Despite the statement of leaders, the Greece has lost debt sovereignty. And its debt is not sustainable.  The Greek people receive seigniorage aid from the Troika. The fiscal spending resource of the Greeks does not come from debt, but rather the sovereigns of the Troika.  Because those in the EU, live in a currency union, and the leaders have sovereign authority with a plan and authority over debt, the debts of one nation are now the debts of all nations. All one one, living in debt servitude to the sovereign leaders.      Bloomberg continues with the doublespeak of the leader relating  Papandreou said, “We negotiated and managed to erase a very important part of our debt. Tens of billions of euros have been lifted from the backs of the Greek people.” And  Sarkozy said “Greece can save itself, but it has to make efforts.” The reworked deal on Greece will cut the debt ratio to 120 percent of gross domestic product by 2020 from a forecast of about 170 percent for next year. The 130 billion euros in public funding plus the 50 percent writedown on Greek debt follows a fully taxpayer-funded package of 110 billion euros in May 2010

3) …. Monetary contraction has intensified in Portugal
Ambrose Evans Pritchard writes Portugal enters ‘Grecian vortex’  Monetary contraction in Portugal has intensified at an alarming pace and is mimicking the pattern seen in Greece before its economy spiralled out of control, raising concerns that the EU summit deal may soon washed over by fast-moving events.

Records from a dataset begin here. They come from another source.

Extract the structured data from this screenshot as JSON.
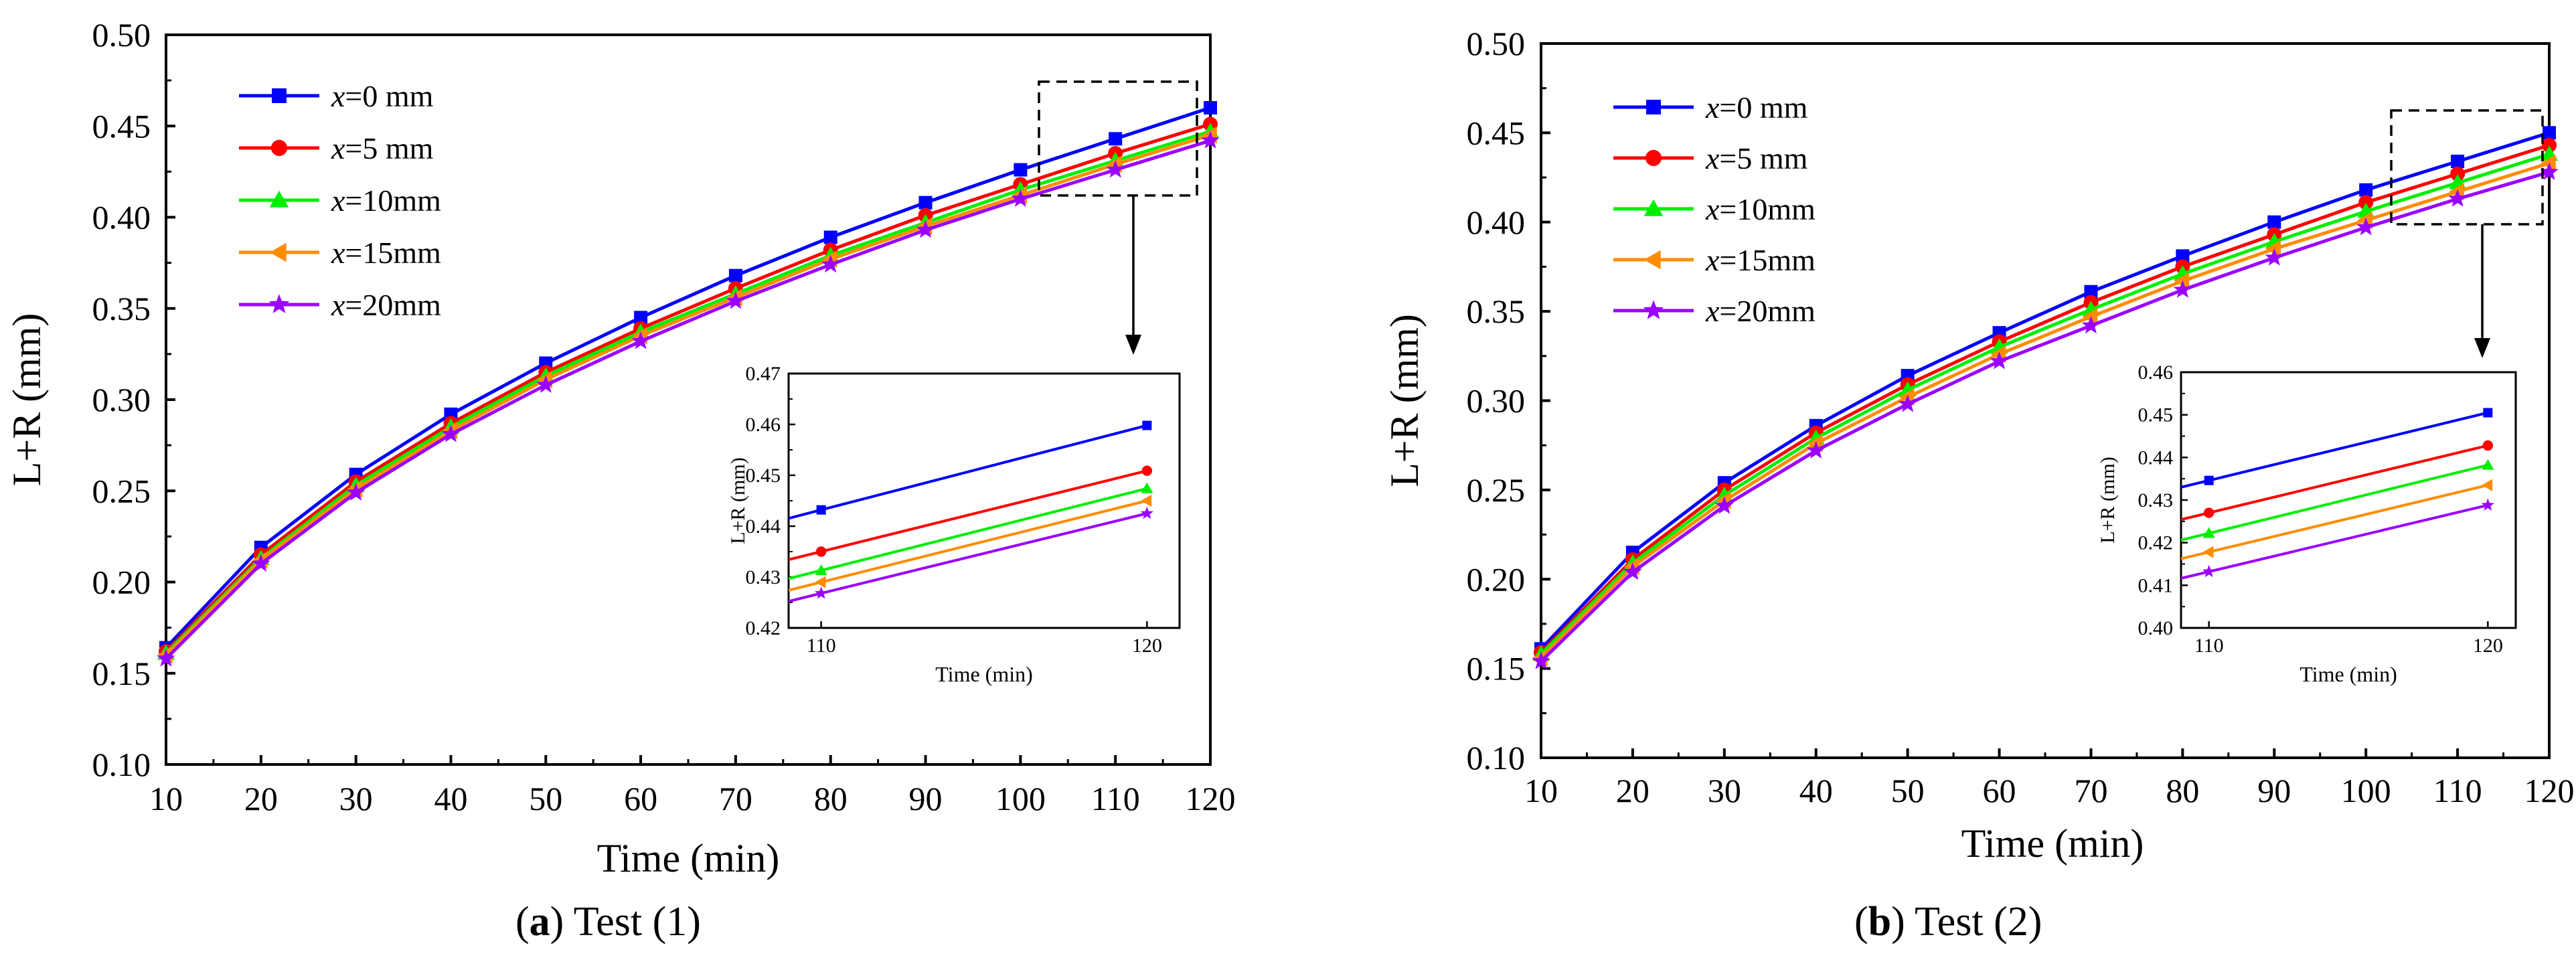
{
  "captions": [
    {
      "open": "(",
      "letter": "a",
      "close": ")",
      "text": " Test (1)"
    },
    {
      "open": "(",
      "letter": "b",
      "close": ")",
      "text": " Test (2)"
    }
  ],
  "colors": {
    "x0": "#0000ff",
    "x5": "#ff0000",
    "x10": "#00ee00",
    "x15": "#ff8c00",
    "x20": "#9a00ff",
    "axis": "#000000"
  },
  "chart_data": [
    {
      "type": "line",
      "title": "",
      "xlabel": "Time (min)",
      "ylabel": "L+R (mm)",
      "xlim": [
        10,
        120
      ],
      "ylim": [
        0.1,
        0.5
      ],
      "x": [
        10,
        20,
        30,
        40,
        50,
        60,
        70,
        80,
        90,
        100,
        110,
        120
      ],
      "xticks": [
        "10",
        "20",
        "30",
        "40",
        "50",
        "60",
        "70",
        "80",
        "90",
        "100",
        "110",
        "120"
      ],
      "yticks": [
        "0.10",
        "0.15",
        "0.20",
        "0.25",
        "0.30",
        "0.35",
        "0.40",
        "0.45",
        "0.50"
      ],
      "legend_position": "top-left",
      "series": [
        {
          "name": "x=0 mm",
          "var": "x",
          "rest": "=0 mm",
          "marker": "square",
          "color": "#0000ff",
          "values": [
            0.164,
            0.219,
            0.259,
            0.292,
            0.32,
            0.345,
            0.368,
            0.389,
            0.408,
            0.426,
            0.443,
            0.46
          ]
        },
        {
          "name": "x=5 mm",
          "var": "x",
          "rest": "=5 mm",
          "marker": "circle",
          "color": "#ff0000",
          "values": [
            0.162,
            0.215,
            0.255,
            0.287,
            0.315,
            0.339,
            0.361,
            0.382,
            0.401,
            0.418,
            0.435,
            0.451
          ]
        },
        {
          "name": "x=10mm",
          "var": "x",
          "rest": "=10mm",
          "marker": "triangle-up",
          "color": "#00ee00",
          "values": [
            0.161,
            0.213,
            0.253,
            0.285,
            0.313,
            0.337,
            0.358,
            0.379,
            0.397,
            0.415,
            0.431,
            0.447
          ]
        },
        {
          "name": "x=15mm",
          "var": "x",
          "rest": "=15mm",
          "marker": "triangle-left",
          "color": "#ff8c00",
          "values": [
            0.16,
            0.212,
            0.251,
            0.283,
            0.311,
            0.335,
            0.356,
            0.377,
            0.395,
            0.412,
            0.429,
            0.445
          ]
        },
        {
          "name": "x=20mm",
          "var": "x",
          "rest": "=20mm",
          "marker": "star",
          "color": "#9a00ff",
          "values": [
            0.158,
            0.21,
            0.249,
            0.281,
            0.308,
            0.332,
            0.354,
            0.374,
            0.393,
            0.41,
            0.426,
            0.442
          ]
        }
      ],
      "inset": {
        "xlabel": "Time (min)",
        "ylabel": "L+R (mm)",
        "xlim": [
          109,
          121
        ],
        "ylim": [
          0.42,
          0.47
        ],
        "x": [
          110,
          120
        ],
        "xticks": [
          "110",
          "120"
        ],
        "yticks": [
          "0.42",
          "0.43",
          "0.44",
          "0.45",
          "0.46",
          "0.47"
        ],
        "series": [
          {
            "name": "x=0 mm",
            "values": [
              0.4432,
              0.4598
            ]
          },
          {
            "name": "x=5 mm",
            "values": [
              0.435,
              0.4509
            ]
          },
          {
            "name": "x=10mm",
            "values": [
              0.4313,
              0.4474
            ]
          },
          {
            "name": "x=15mm",
            "values": [
              0.429,
              0.445
            ]
          },
          {
            "name": "x=20mm",
            "values": [
              0.4268,
              0.4425
            ]
          }
        ]
      }
    },
    {
      "type": "line",
      "title": "",
      "xlabel": "Time (min)",
      "ylabel": "L+R (mm)",
      "xlim": [
        10,
        120
      ],
      "ylim": [
        0.1,
        0.5
      ],
      "x": [
        10,
        20,
        30,
        40,
        50,
        60,
        70,
        80,
        90,
        100,
        110,
        120
      ],
      "xticks": [
        "10",
        "20",
        "30",
        "40",
        "50",
        "60",
        "70",
        "80",
        "90",
        "100",
        "110",
        "120"
      ],
      "yticks": [
        "0.10",
        "0.15",
        "0.20",
        "0.25",
        "0.30",
        "0.35",
        "0.40",
        "0.45",
        "0.50"
      ],
      "legend_position": "top-left",
      "series": [
        {
          "name": "x=0 mm",
          "var": "x",
          "rest": "=0 mm",
          "marker": "square",
          "color": "#0000ff",
          "values": [
            0.161,
            0.215,
            0.254,
            0.286,
            0.314,
            0.338,
            0.361,
            0.381,
            0.4,
            0.418,
            0.434,
            0.45
          ]
        },
        {
          "name": "x=5 mm",
          "var": "x",
          "rest": "=5 mm",
          "marker": "circle",
          "color": "#ff0000",
          "values": [
            0.159,
            0.211,
            0.25,
            0.282,
            0.309,
            0.333,
            0.355,
            0.375,
            0.393,
            0.411,
            0.427,
            0.443
          ]
        },
        {
          "name": "x=10mm",
          "var": "x",
          "rest": "=10mm",
          "marker": "triangle-up",
          "color": "#00ee00",
          "values": [
            0.158,
            0.209,
            0.247,
            0.279,
            0.306,
            0.33,
            0.351,
            0.371,
            0.389,
            0.406,
            0.422,
            0.438
          ]
        },
        {
          "name": "x=15mm",
          "var": "x",
          "rest": "=15mm",
          "marker": "triangle-left",
          "color": "#ff8c00",
          "values": [
            0.156,
            0.207,
            0.244,
            0.276,
            0.302,
            0.326,
            0.347,
            0.367,
            0.385,
            0.401,
            0.417,
            0.433
          ]
        },
        {
          "name": "x=20mm",
          "var": "x",
          "rest": "=20mm",
          "marker": "star",
          "color": "#9a00ff",
          "values": [
            0.154,
            0.204,
            0.241,
            0.272,
            0.298,
            0.322,
            0.342,
            0.362,
            0.38,
            0.397,
            0.413,
            0.428
          ]
        }
      ],
      "inset": {
        "xlabel": "Time (min)",
        "ylabel": "L+R (mm)",
        "xlim": [
          109,
          121
        ],
        "ylim": [
          0.4,
          0.46
        ],
        "x": [
          110,
          120
        ],
        "xticks": [
          "110",
          "120"
        ],
        "yticks": [
          "0.40",
          "0.41",
          "0.42",
          "0.43",
          "0.44",
          "0.45",
          "0.46"
        ],
        "series": [
          {
            "name": "x=0 mm",
            "values": [
              0.4346,
              0.4505
            ]
          },
          {
            "name": "x=5 mm",
            "values": [
              0.427,
              0.4428
            ]
          },
          {
            "name": "x=10mm",
            "values": [
              0.4222,
              0.4382
            ]
          },
          {
            "name": "x=15mm",
            "values": [
              0.4178,
              0.4335
            ]
          },
          {
            "name": "x=20mm",
            "values": [
              0.4132,
              0.4288
            ]
          }
        ]
      }
    }
  ]
}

4) … Between the Hedges relates People’s Daily reports More than 60% of Chinese bankers surveyed felt pressure from limited lending and uncertainty in economic growth and inflation trends, citing a survey by the China Banking Association.  Chinese Financials, CHIX, blasted 6% higher today.

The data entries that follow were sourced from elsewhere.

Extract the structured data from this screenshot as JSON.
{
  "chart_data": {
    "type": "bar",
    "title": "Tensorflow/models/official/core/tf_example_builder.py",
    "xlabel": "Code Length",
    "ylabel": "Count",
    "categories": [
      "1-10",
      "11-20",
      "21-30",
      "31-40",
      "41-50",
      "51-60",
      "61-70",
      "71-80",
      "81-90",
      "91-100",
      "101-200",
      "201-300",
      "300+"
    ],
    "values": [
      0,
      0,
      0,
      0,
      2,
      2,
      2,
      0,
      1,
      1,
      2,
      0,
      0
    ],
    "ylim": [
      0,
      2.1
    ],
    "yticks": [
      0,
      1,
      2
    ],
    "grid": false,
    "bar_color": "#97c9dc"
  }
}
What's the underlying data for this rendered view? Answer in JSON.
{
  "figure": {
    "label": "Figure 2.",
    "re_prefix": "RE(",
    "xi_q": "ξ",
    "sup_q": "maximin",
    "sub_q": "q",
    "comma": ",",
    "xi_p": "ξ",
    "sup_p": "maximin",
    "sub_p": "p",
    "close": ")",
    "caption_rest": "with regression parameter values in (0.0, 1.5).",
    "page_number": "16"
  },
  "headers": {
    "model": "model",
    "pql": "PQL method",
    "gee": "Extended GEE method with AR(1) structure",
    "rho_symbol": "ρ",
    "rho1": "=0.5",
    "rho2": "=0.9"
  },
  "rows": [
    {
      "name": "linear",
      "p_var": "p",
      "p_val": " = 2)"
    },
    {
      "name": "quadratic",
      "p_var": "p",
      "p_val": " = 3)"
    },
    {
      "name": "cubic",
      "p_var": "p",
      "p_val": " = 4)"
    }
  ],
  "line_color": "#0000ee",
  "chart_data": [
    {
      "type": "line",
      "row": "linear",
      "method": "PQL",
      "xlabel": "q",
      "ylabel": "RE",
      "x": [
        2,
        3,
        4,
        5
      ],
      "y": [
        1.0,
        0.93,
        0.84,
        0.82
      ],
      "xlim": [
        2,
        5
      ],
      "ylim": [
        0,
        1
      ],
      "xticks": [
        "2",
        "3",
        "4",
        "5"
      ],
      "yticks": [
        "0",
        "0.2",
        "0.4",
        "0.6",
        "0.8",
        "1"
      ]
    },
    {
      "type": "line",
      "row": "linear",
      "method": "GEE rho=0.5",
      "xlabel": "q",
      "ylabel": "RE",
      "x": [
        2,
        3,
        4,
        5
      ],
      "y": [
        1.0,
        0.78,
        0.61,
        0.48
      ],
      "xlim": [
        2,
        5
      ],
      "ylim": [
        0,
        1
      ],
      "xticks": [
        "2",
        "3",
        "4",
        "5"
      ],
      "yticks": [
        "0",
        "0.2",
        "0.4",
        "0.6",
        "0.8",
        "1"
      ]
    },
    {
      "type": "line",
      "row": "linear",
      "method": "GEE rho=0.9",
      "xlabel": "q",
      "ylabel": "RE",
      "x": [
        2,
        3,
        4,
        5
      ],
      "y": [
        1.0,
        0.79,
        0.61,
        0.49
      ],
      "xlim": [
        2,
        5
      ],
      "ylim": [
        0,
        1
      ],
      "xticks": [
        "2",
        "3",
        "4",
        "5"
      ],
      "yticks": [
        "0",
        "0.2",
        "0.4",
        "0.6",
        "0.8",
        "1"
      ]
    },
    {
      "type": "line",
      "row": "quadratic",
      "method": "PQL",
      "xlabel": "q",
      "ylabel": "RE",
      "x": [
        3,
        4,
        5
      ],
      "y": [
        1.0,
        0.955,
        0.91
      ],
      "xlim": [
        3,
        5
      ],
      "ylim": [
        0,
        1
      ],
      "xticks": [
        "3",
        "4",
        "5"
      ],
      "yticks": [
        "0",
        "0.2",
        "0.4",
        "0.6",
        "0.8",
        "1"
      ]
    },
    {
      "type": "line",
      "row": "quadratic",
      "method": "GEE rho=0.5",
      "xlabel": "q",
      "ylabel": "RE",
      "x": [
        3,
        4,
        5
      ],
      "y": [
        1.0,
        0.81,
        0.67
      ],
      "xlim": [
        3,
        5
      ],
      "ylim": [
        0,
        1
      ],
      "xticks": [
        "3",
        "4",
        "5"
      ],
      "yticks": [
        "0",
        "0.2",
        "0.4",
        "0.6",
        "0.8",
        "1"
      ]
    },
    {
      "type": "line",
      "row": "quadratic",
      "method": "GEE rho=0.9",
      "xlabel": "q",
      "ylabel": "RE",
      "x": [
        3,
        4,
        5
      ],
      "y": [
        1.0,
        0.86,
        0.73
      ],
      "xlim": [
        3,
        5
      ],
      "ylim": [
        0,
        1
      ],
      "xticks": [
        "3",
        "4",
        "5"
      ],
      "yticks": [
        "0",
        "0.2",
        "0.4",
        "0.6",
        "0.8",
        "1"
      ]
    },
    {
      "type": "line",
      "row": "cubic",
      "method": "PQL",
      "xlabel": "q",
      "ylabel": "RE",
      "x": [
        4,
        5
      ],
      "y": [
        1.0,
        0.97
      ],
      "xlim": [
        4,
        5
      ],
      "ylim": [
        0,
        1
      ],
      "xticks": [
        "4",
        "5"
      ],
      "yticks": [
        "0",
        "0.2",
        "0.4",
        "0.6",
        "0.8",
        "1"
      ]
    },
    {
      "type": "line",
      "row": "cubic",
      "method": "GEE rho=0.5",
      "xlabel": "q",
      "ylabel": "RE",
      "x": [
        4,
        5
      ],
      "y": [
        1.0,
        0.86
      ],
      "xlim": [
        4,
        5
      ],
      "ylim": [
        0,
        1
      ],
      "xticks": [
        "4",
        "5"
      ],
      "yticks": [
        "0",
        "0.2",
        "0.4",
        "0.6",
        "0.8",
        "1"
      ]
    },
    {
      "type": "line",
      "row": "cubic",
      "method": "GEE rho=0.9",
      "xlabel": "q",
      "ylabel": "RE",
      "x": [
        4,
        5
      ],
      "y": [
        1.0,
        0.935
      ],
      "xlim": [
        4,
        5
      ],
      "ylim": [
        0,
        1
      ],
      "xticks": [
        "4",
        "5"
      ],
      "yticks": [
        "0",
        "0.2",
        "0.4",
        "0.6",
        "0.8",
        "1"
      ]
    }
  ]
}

5) … In today’s sovereignty news
Front Page Interviewer with the David Horowitz Freedom Center questions Sovereignty or Submission? And quotes John Fonte, a senior fellow and director of the Center for American Common Culture at the Hudson Institute.in interview, Today the forces of global governance are a major actor in world politics and a serious adversary of our constitutional regime. My book is a moral and intellectual defense of democratic, or what I call “Philadelphian” sovereignty.